If the Miner’s Strike ushered in a visibly new level of police brutality and militarisation that was to be later captured and broadcast by early new media outlets like Schnews and Indymedia as it spread to the protest movement, we can easily chart the Poll Tax as a symbolic totemic reframing of Westminster rule. The Battle of the Beanfield was only a year after the Battle of Orgreave. If these events concentrated minds about the nature of the relationship between people and state, the Iraq War cemented it. The two decades of Tory rule before Blair’s New Labour moment were characterised by relentless corruption, scandal and sleaze, ending in the collapse of Major’s discredited government and doing nothing to reassure voters that the British system was reformable or even fully functioning.
“No Prime Minister in modern times has led Britain into as many wars as Tony Blair. In seven years in office he has committed soldiers to action in Kosovo, in Operation Desert Fox against Iraq, in Sierra Leone and Afghanistan — and, most controversially, in the final battle with Saddam Hussein in 2003. It has been a dramatic course of action for a man who, until he won the 1997 General Election, showed only a rudimentary understanding of the workings of foreign policy.”
It may be ironic that Labour, the people who ‘delivered’ devolution should now be facing oblivion. The reasons for this are complex. But their backing of a catastrophic foreign policy and the now terrible repercussions of it must be a driving force behind their present predicament.
Add to these the expense scandals, the accusations of croneyism, the complete failure of Britain to convincingly articulate any vision for the future and its inability to reform key institutions such as the House of Lords and you see a relentless slide away from belief in Britain itself.
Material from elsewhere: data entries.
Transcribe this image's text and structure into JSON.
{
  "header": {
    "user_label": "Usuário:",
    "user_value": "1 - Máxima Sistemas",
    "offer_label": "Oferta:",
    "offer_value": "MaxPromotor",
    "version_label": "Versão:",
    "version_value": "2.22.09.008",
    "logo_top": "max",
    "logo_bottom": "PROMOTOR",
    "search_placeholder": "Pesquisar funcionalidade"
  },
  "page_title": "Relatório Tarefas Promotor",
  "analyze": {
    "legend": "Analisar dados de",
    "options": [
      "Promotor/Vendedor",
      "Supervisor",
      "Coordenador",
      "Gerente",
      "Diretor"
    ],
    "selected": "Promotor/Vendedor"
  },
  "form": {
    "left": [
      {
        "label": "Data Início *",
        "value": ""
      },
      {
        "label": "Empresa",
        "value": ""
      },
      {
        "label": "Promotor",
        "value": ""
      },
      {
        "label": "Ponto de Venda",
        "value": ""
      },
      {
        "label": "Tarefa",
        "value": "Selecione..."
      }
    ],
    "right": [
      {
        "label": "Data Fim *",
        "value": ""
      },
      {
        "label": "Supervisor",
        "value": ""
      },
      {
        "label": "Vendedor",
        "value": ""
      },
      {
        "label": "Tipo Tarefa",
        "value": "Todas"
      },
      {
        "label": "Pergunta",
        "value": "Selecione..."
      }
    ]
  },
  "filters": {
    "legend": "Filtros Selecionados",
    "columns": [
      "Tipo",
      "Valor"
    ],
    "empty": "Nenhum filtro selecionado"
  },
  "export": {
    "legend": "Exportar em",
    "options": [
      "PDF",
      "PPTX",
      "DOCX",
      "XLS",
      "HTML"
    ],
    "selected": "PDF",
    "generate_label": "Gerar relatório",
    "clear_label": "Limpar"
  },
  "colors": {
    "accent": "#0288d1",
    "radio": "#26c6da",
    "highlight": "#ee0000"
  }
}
As successive UK governments (blue or red) dismantle key institutions like the NHS, the Post Office, and even the army, the bones of British identity, which you could conceivably attach some flesh become less and less visible.
Running alongside these changes and crisis have been the rise in participative media as the new meme of P2P emerges across many parts of society and culture. The top-down centralised and secretive British state is losing not just because of specific failures but because it’s very construct is out of date and out of time. It faces a new operating system which is bottom-up, grassroots, self-organising, transparent and networked.
None of this is clearer than watching as lifetime career politicians pop-up in pre-orchestrated behind-closed doors ‘events’ to the party faithful, in the hope of making an impact through the pliant broadcast media, only to be lampooned viciously across social media within minutes. The 2015 General Election is like the Thick of It on steroids.
The sweeping political euphoria we’re witnessing wouldn’t have impact if it didn’t have the momentum of the independence referendum, which has a residual power base in networked communities, and a battle-hardened and politically educated multitude of articulate leaders. But is also comes on the back of forty years of cultural revival. The bedrock of any political movement is its cultural base. Here, there’s been an energy drawn on from being marginal, and peripheral.
While some commentators plead continuity and closure, perhaps more in hope than expectation, most people agree somethings fundamentally changed. As Gerry Hassan writes in the New Statesman: “Scotland feels different. It is as if something fundamental has shifted in how voters see politics, the consequences of their votes, and themselves.”
So in America and Britain today we have some very basic demands being made: for democracy and equality. We have an extraordinary moment characterised by its very ordinariness. If devolution was a demand to be recognised, to say ‘we exist’. Whatever comes next is more like a realisation that that demand has changed in nature. Existing and recognition in themselves aren’t enough. We want agency. We want a future. As we watch the fallout from what is already broken its worth remembering William Gibson said: “The future is already here — it’s just not very evenly distributed.”